Watching my friend John’s Daily Vlog from yesterday got me thinking about this.
It was a Tuesday morning, just like any other before it. It’s not a day I talk about very much. It’s a day that I really gained an understanding of my own mortality, and how quickly and easily it could slip away, had circumstances been the tiniest bit different.
Back in 2001, I was working for a network equipment manufacturer, covering ISPs and Telcos. Sometimes, I did meetings direct with these carriers, trying to convince them to buy, other times, I’d do a ride-along to go with them to visit their customers, since after all, when their customers would buy, it meant my customer had to buy from me.
I had a meeting on my calendar already for Tuesday, September 11, 2001, but it was right near home in NJ. Late in the previous week, I got a call from one of my customers, who wanted me to come along to a meeting at a new account he was trying to crack. The meeting was to be at the customer’s offices, on the 90-something-th floor of 1WTC (that’s the “North Tower” for those who don’t know). His plan was for us to meet up around 9 up in the cafeteria off the 44th floor Sky Lobby, chat for a bit, then do a 10 am meeting, which would culminate in a ride back down to the ground, and then back up in the express elevator to 106, where we’d take the customer to Windows on the World for lunch. As much as I loved getting up to that place, I was already booked, so I turned down the meeting, and we’d agreed to reschedule.
Since my meeting was near home, and not until later in the morning, I took the opportunity to sleep in a bit, and take my time getting ready. Around 8:45 am, my phone rang. It was a guy I’d done some work with in the past, who knew I was a regular in the NYC area. He told me that he’d just seen the news, and asked if I’d seen anything. Not knowing what he was talking about, I flipped on the news, and of course, we were all confused, wondering what was going on. We hung up, and I kept on watching the news. As the details began to unfold, it slowly dawned on me that had I accepted that meeting, I’d either be in line at the 1WTC visitor desk, or 44 floors up in the building that American’s Flight 11 had just flown into. Had the meeting been an hour earlier, I’d have been right around where it impacted. Just as I’d come to this realization, United Flight 175 flew into 2WTC as I was watching the news live.

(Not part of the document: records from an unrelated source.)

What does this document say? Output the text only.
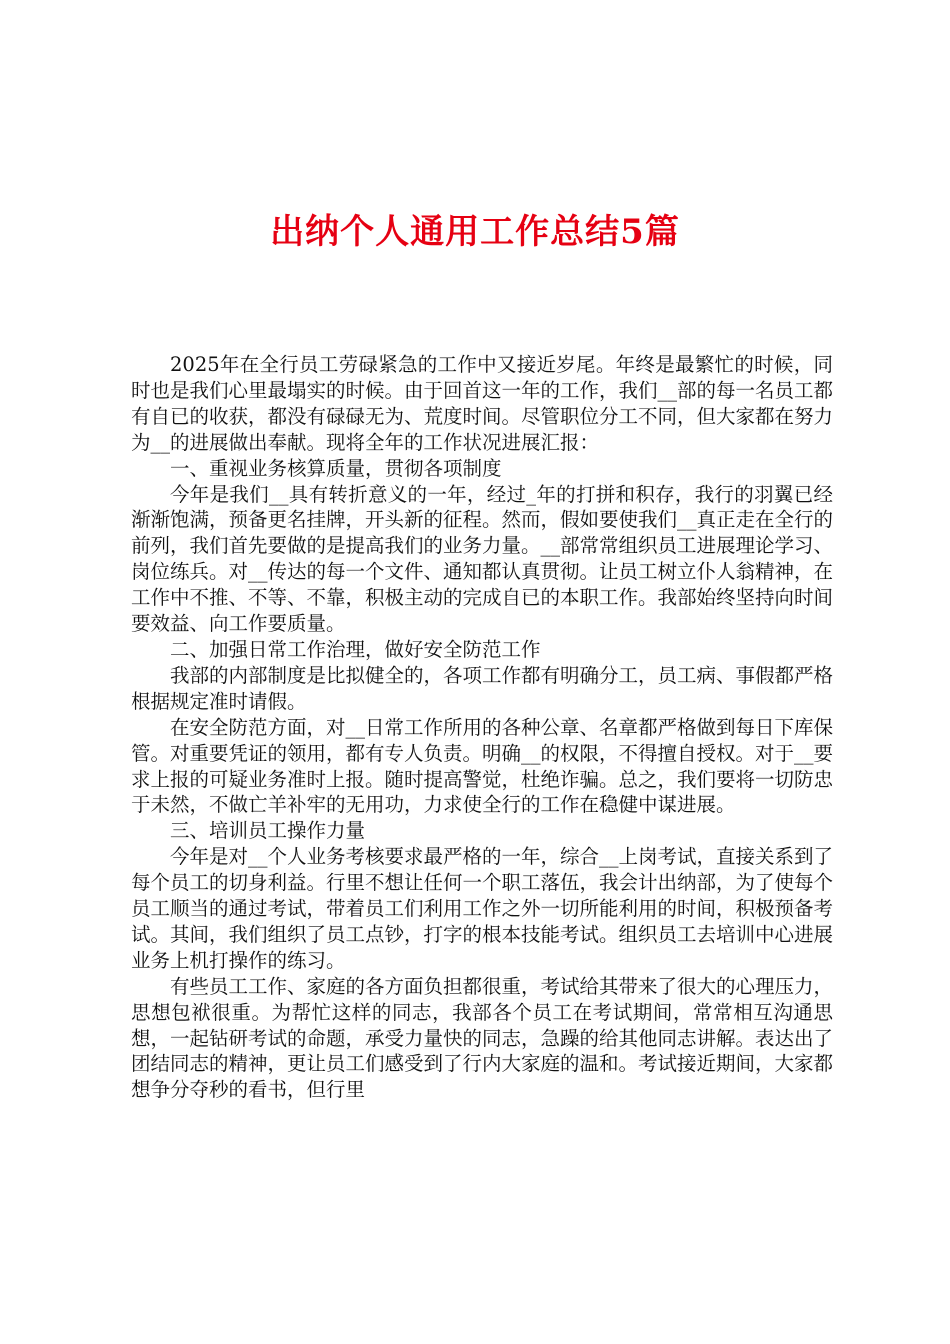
出纳个人通用工作总结5篇

2025年在全行员工劳碌紧急的工作中又接近岁尾。年终是最繁忙的时候，同时也是我们心里最塌实的时候。由于回首这一年的工作，我们__部的每一名员工都有自已的收获，都没有碌碌无为、荒度时间。尽管职位分工不同，但大家都在努力为__的进展做出奉献。现将全年的工作状况进展汇报：

一、重视业务核算质量，贯彻各项制度

今年是我们__具有转折意义的一年，经过_年的打拼和积存，我行的羽翼已经渐渐饱满，预备更名挂牌，开头新的征程。然而，假如要使我们__真正走在全行的前列，我们首先要做的是提高我们的业务力量。__部常常组织员工进展理论学习、岗位练兵。对__传达的每一个文件、通知都认真贯彻。让员工树立仆人翁精神，在工作中不推、不等、不靠，积极主动的完成自已的本职工作。我部始终坚持向时间要效益、向工作要质量。

二、加强日常工作治理，做好安全防范工作

我部的内部制度是比拟健全的，各项工作都有明确分工，员工病、事假都严格根据规定准时请假。

在安全防范方面，对__日常工作所用的各种公章、名章都严格做到每日下库保管。对重要凭证的领用，都有专人负责。明确__的权限，不得擅自授权。对于__要求上报的可疑业务准时上报。随时提高警觉，杜绝诈骗。总之，我们要将一切防忠于未然，不做亡羊补牢的无用功，力求使全行的工作在稳健中谋进展。

三、培训员工操作力量

今年是对__个人业务考核要求最严格的一年，综合__上岗考试，直接关系到了每个员工的切身利益。行里不想让任何一个职工落伍，我会计出纳部，为了使每个员工顺当的通过考试，带着员工们利用工作之外一切所能利用的时间，积极预备考试。其间，我们组织了员工点钞，打字的根本技能考试。组织员工去培训中心进展业务上机打操作的练习。

有些员工工作、家庭的各方面负担都很重，考试给其带来了很大的心理压力，思想包袱很重。为帮忙这样的同志，我部各个员工在考试期间，常常相互沟通思想，一起钻研考试的命题，承受力量快的同志，急躁的给其他同志讲解。表达出了团结同志的精神，更让员工们感受到了行内大家庭的温和。考试接近期间，大家都想争分夺秒的看书，但行里
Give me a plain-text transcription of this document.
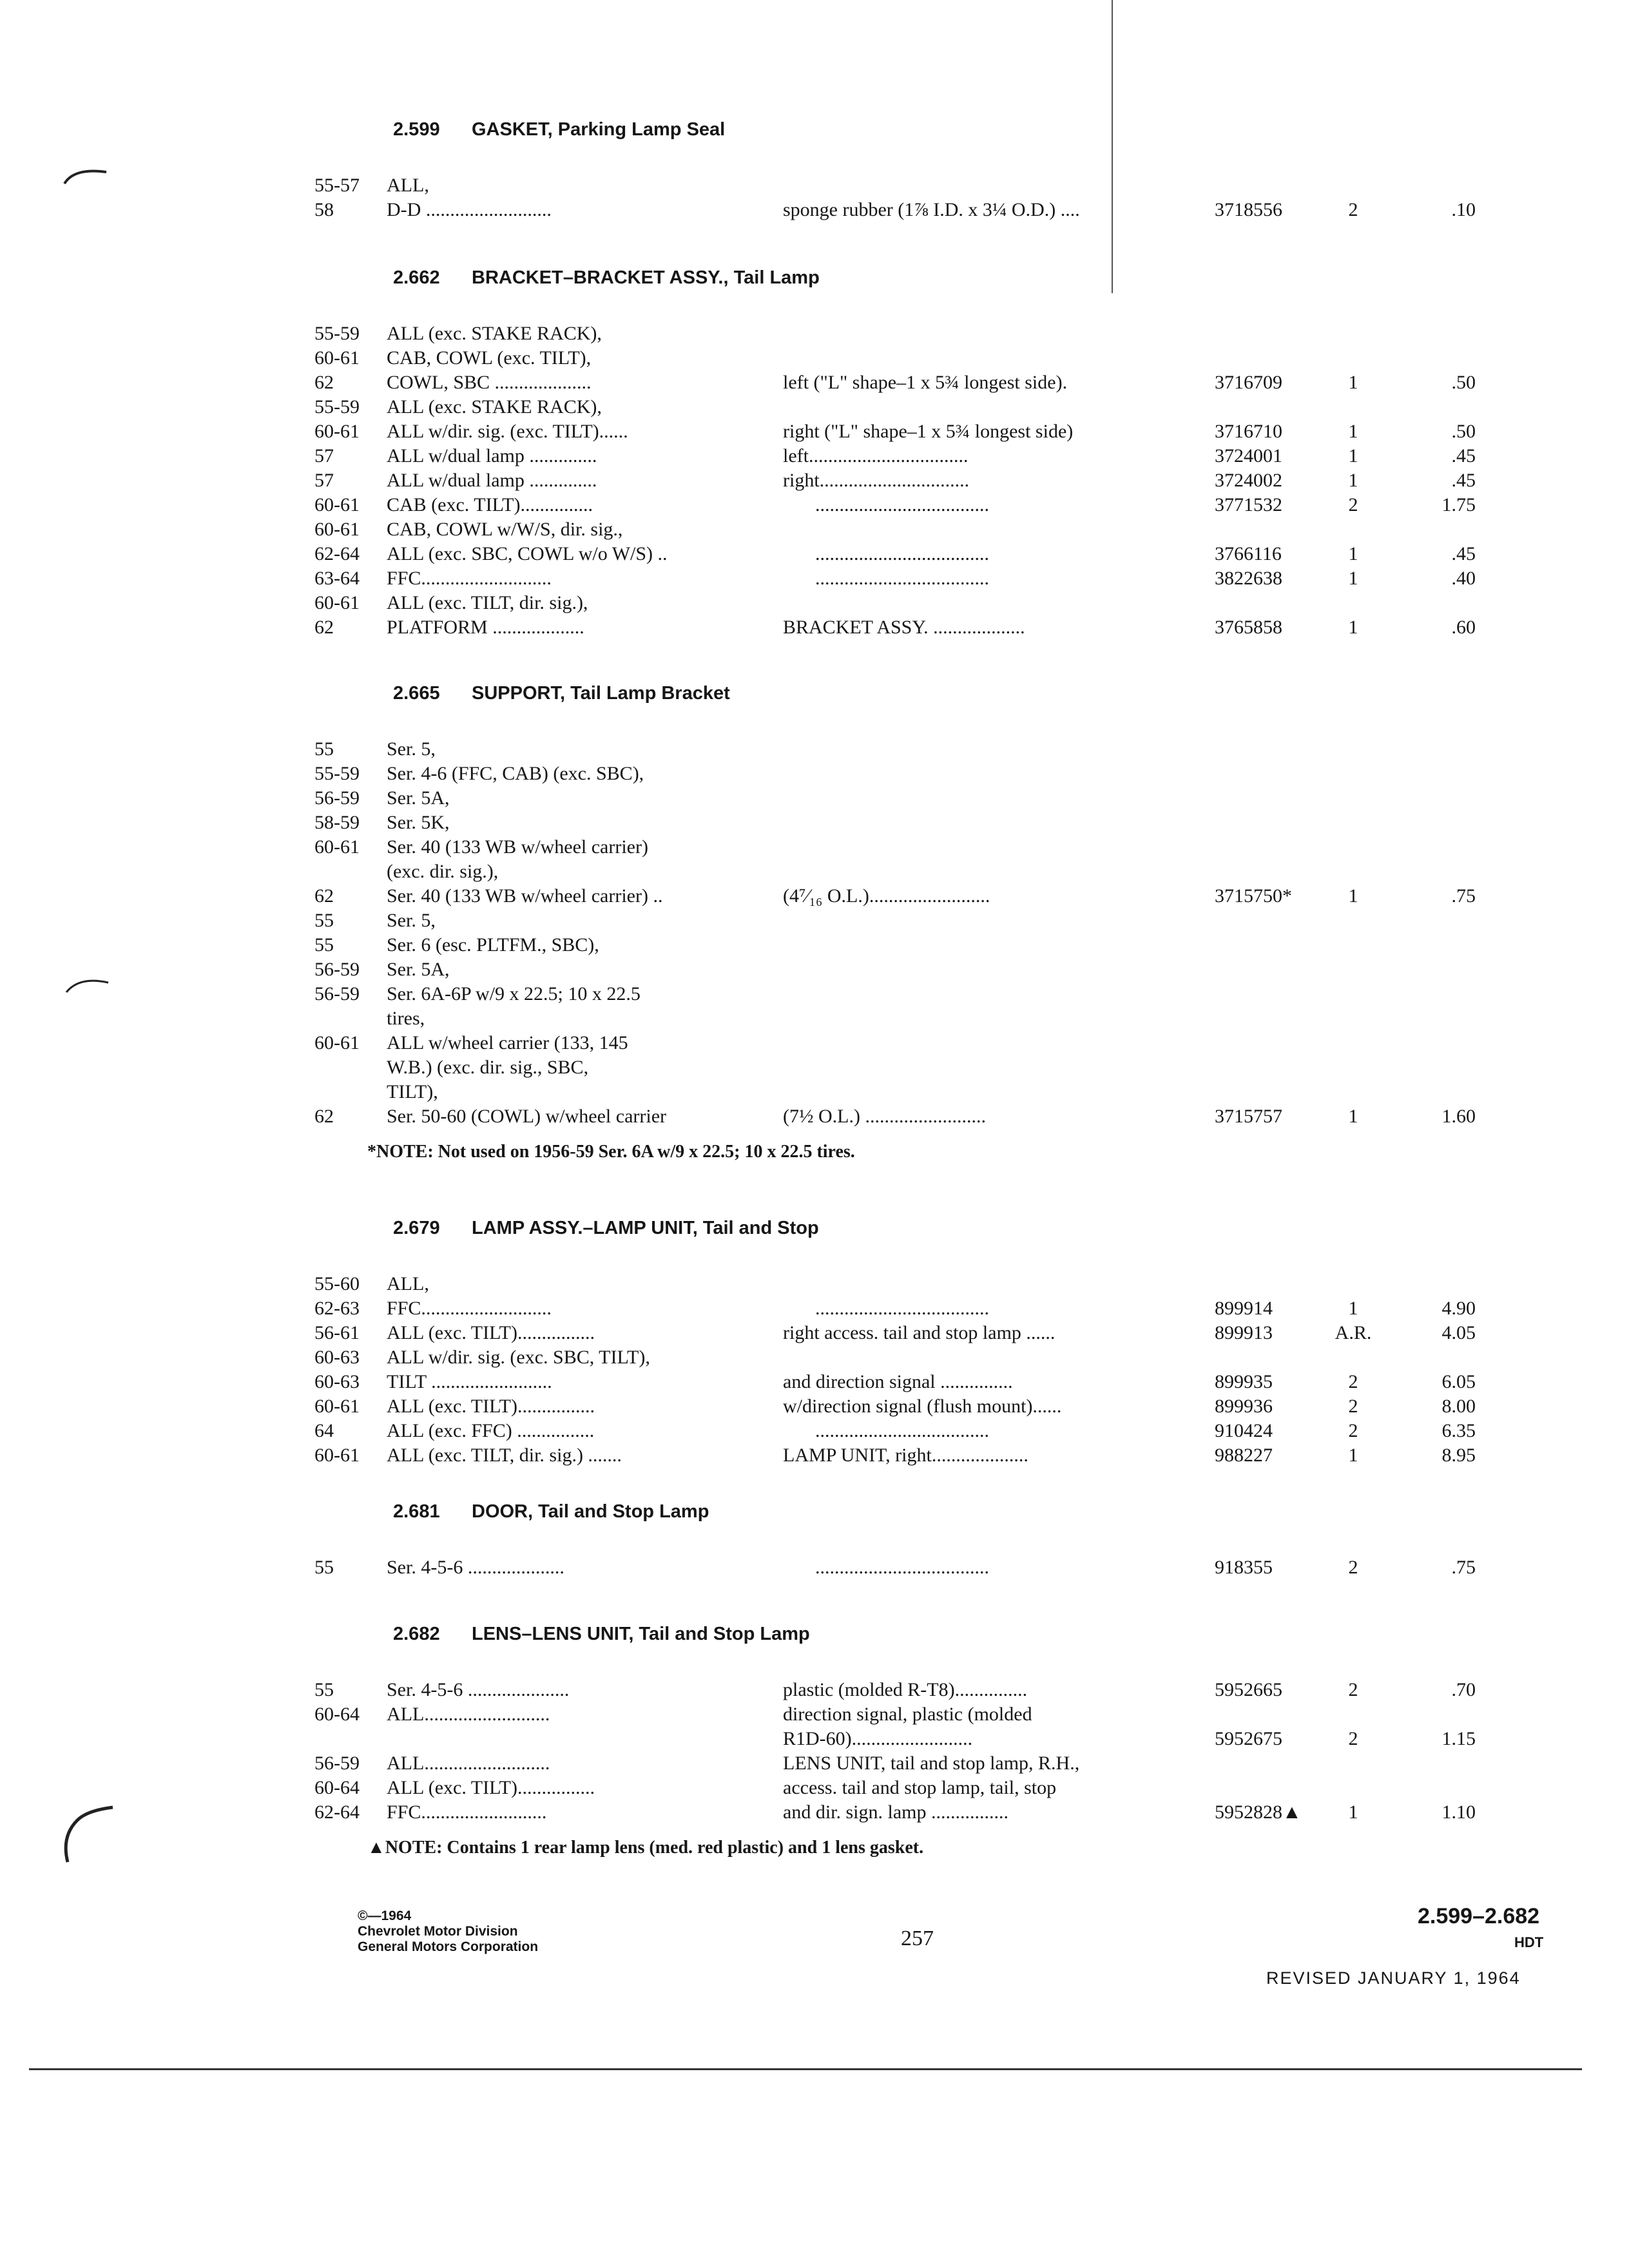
2.599 GASKET, Parking Lamp Seal
55-57	ALL,
58	D-D ..........................	sponge rubber (1⅞ I.D. x 3¼ O.D.) ....	3718556	2	.10
2.662 BRACKET–BRACKET ASSY., Tail Lamp
55-59	ALL (exc. STAKE RACK),
60-61	CAB, COWL (exc. TILT),
62	COWL, SBC ....................	left ("L" shape–1 x 5¾ longest side).	3716709	1	.50
55-59	ALL (exc. STAKE RACK),
60-61	ALL w/dir. sig. (exc. TILT)......	right ("L" shape–1 x 5¾ longest side)	3716710	1	.50
57	ALL w/dual lamp ..............	left.................................	3724001	1	.45
57	ALL w/dual lamp ..............	right...............................	3724002	1	.45
60-61	CAB (exc. TILT)...............	....................................	3771532	2	1.75
60-61	CAB, COWL w/W/S, dir. sig.,
62-64	ALL (exc. SBC, COWL w/o W/S) ..	....................................	3766116	1	.45
63-64	FFC...........................	....................................	3822638	1	.40
60-61	ALL (exc. TILT, dir. sig.),
62	PLATFORM ...................	BRACKET ASSY. ...................	3765858	1	.60
2.665 SUPPORT, Tail Lamp Bracket
55	Ser. 5,
55-59	Ser. 4-6 (FFC, CAB) (exc. SBC),
56-59	Ser. 5A,
58-59	Ser. 5K,
60-61	Ser. 40 (133 WB w/wheel carrier)
(exc. dir. sig.),
62	Ser. 40 (133 WB w/wheel carrier) ..	(4⁷⁄₁₆ O.L.).........................	3715750*	1	.75
55	Ser. 5,
55	Ser. 6 (esc. PLTFM., SBC),
56-59	Ser. 5A,
56-59	Ser. 6A-6P w/9 x 22.5; 10 x 22.5
tires,
60-61	ALL w/wheel carrier (133, 145
W.B.) (exc. dir. sig., SBC,
TILT),
62	Ser. 50-60 (COWL) w/wheel carrier	(7½ O.L.) .........................	3715757	1	1.60
*NOTE: Not used on 1956-59 Ser. 6A w/9 x 22.5; 10 x 22.5 tires.
2.679 LAMP ASSY.–LAMP UNIT, Tail and Stop
55-60	ALL,
62-63	FFC...........................	....................................	899914	1	4.90
56-61	ALL (exc. TILT)................	right access. tail and stop lamp ......	899913	A.R.	4.05
60-63	ALL w/dir. sig. (exc. SBC, TILT),
60-63	TILT .........................	and direction signal ...............	899935	2	6.05
60-61	ALL (exc. TILT)................	w/direction signal (flush mount)......	899936	2	8.00
64	ALL (exc. FFC) ................	....................................	910424	2	6.35
60-61	ALL (exc. TILT, dir. sig.) .......	LAMP UNIT, right....................	988227	1	8.95
2.681 DOOR, Tail and Stop Lamp
55	Ser. 4-5-6 ....................	....................................	918355	2	.75
2.682 LENS–LENS UNIT, Tail and Stop Lamp
55	Ser. 4-5-6 .....................	plastic (molded R-T8)...............	5952665	2	.70
60-64	ALL..........................	direction signal, plastic (molded
R1D-60).........................	5952675	2	1.15
56-59	ALL..........................	LENS UNIT, tail and stop lamp, R.H.,
60-64	ALL (exc. TILT)................	access. tail and stop lamp, tail, stop
62-64	FFC..........................	and dir. sign. lamp ................	5952828▲	1	1.10
▲NOTE: Contains 1 rear lamp lens (med. red plastic) and 1 lens gasket.
©—1964
Chevrolet Motor Division
General Motors Corporation	257
2.599–2.682
HDT
REVISED JANUARY 1, 1964
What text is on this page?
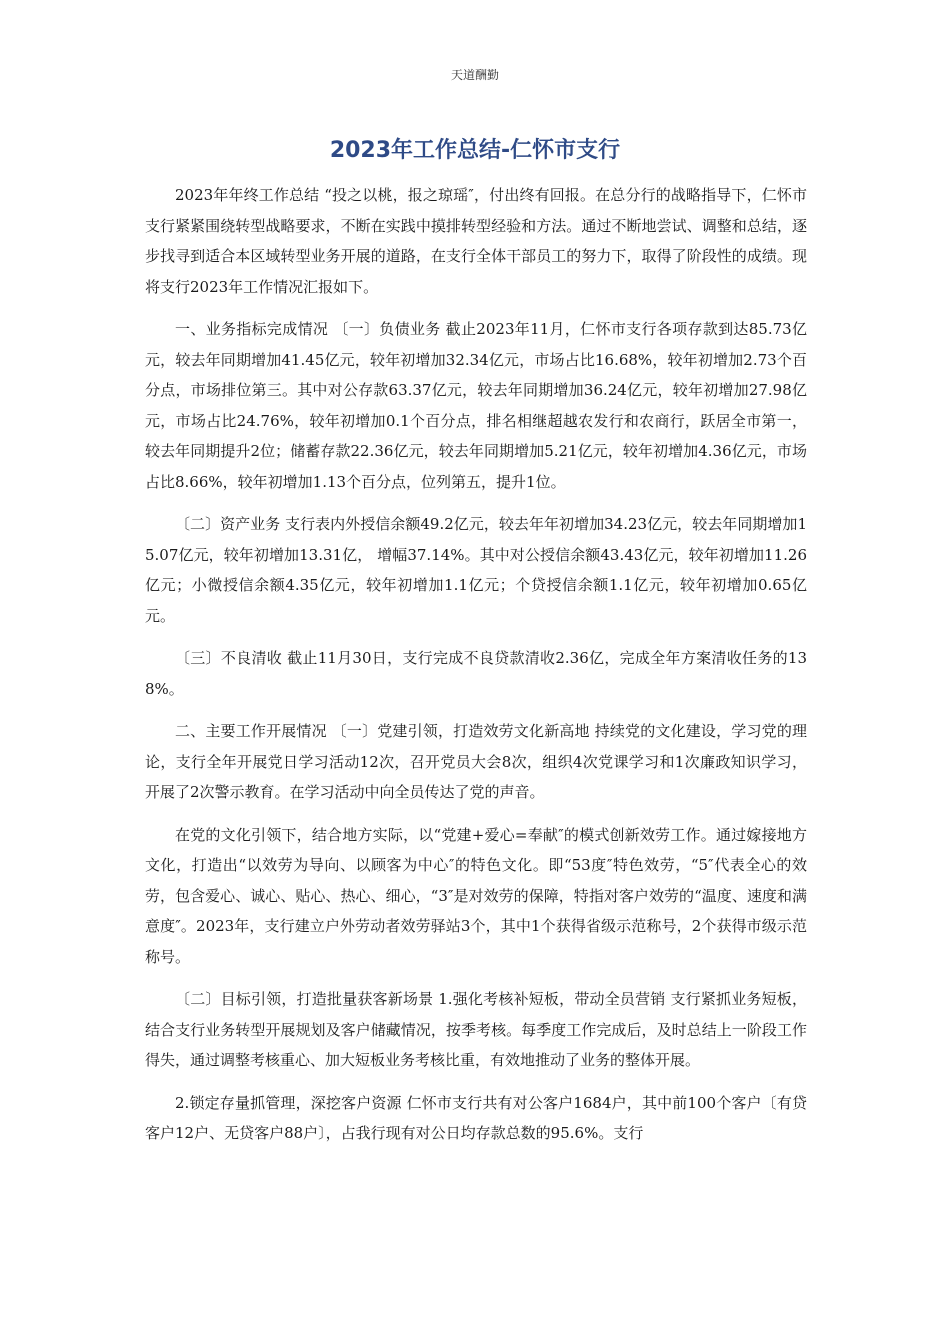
天道酬勤
2023年工作总结-仁怀市支行

2023年年终工作总结 “投之以桃，报之琼瑶″，付出终有回报。在总分行的战略指导下，仁怀市支行紧紧围绕转型战略要求，不断在实践中摸排转型经验和方法。通过不断地尝试、调整和总结，逐步找寻到适合本区域转型业务开展的道路，在支行全体干部员工的努力下，取得了阶段性的成绩。现将支行2023年工作情况汇报如下。

一、业务指标完成情况 〔一〕负债业务 截止2023年11月，仁怀市支行各项存款到达85.73亿元，较去年同期增加41.45亿元，较年初增加32.34亿元，市场占比16.68%，较年初增加2.73个百分点，市场排位第三。其中对公存款63.37亿元，较去年同期增加36.24亿元，较年初增加27.98亿元，市场占比24.76%，较年初增加0.1个百分点，排名相继超越农发行和农商行，跃居全市第一，较去年同期提升2位；储蓄存款22.36亿元，较去年同期增加5.21亿元，较年初增加4.36亿元，市场占比8.66%，较年初增加1.13个百分点，位列第五，提升1位。

〔二〕资产业务 支行表内外授信余额49.2亿元，较去年年初增加34.23亿元，较去年同期增加15.07亿元，较年初增加13.31亿， 增幅37.14%。其中对公授信余额43.43亿元，较年初增加11.26亿元；小微授信余额4.35亿元，较年初增加1.1亿元；个贷授信余额1.1亿元，较年初增加0.65亿元。

〔三〕不良清收 截止11月30日，支行完成不良贷款清收2.36亿，完成全年方案清收任务的138%。

二、主要工作开展情况 〔一〕党建引领，打造效劳文化新高地 持续党的文化建设，学习党的理论，支行全年开展党日学习活动12次，召开党员大会8次，组织4次党课学习和1次廉政知识学习，开展了2次警示教育。在学习活动中向全员传达了党的声音。

在党的文化引领下，结合地方实际，以“党建+爱心=奉献″的模式创新效劳工作。通过嫁接地方文化，打造出“以效劳为导向、以顾客为中心″的特色文化。即“53度″特色效劳，“5″代表全心的效劳，包含爱心、诚心、贴心、热心、细心，“3″是对效劳的保障，特指对客户效劳的“温度、速度和满意度″。2023年，支行建立户外劳动者效劳驿站3个，其中1个获得省级示范称号，2个获得市级示范称号。

〔二〕目标引领，打造批量获客新场景 1.强化考核补短板，带动全员营销 支行紧抓业务短板，结合支行业务转型开展规划及客户储藏情况，按季考核。每季度工作完成后，及时总结上一阶段工作得失，通过调整考核重心、加大短板业务考核比重，有效地推动了业务的整体开展。

2.锁定存量抓管理，深挖客户资源 仁怀市支行共有对公客户1684户，其中前100个客户〔有贷客户12户、无贷客户88户〕，占我行现有对公日均存款总数的95.6%。支行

Instantly, we all flipped from confused and sad about an accident to the stark realization of what was going on. This was not an accident. Moments later, my phone started blowing up. Friends and family were calling me to see if I was alright. I was completely freaked out. I changed my VM message to say I was at home, not in the city and was fine. I shut my phone off for the better part of a day, and just stayed glued to the news. Then we all walked around in kind of a fog for days, maybe weeks.
Several of my co-workers were in the city that day, and happily, they all are fine. One guy was sitting in traffic on the Pulaski Skyway, headed for the Holland Tunnel, and saw the whole thing happen start to finish. A few were in the office we had on Broad Street. One was on the PATH train that turned around and left the WTC. It turned out that it was the last PATH out of town that day. The folks in the office described the sound of the buildings coming down as the loudest noises they’d ever heard, followed moments later by a cloud of dust, 25 stories tall rolling down Broad Street.
Eventually, services got restored, and people were allowed back into the city. I volunteered with the Red Cross one day, handing out water to people who were digging. I’m convinced I saw part of someone’s arm or leg. Pretty damn unsettling stuff. Years later, the PATH started to run downtown to the WTC site again. It still freaks me out a bit to come back through those tubes into the bottom of what used to be a thriving concourse with shops and people everywhere, and is now, 13 years later, still a huge construction site.
Occasionally, I ponder how different my life could have been had I taken that meeting. I may have never met my wife, gotten married, become a father, any number of things. Each day is a gift. We would all do well to remember that, myself included.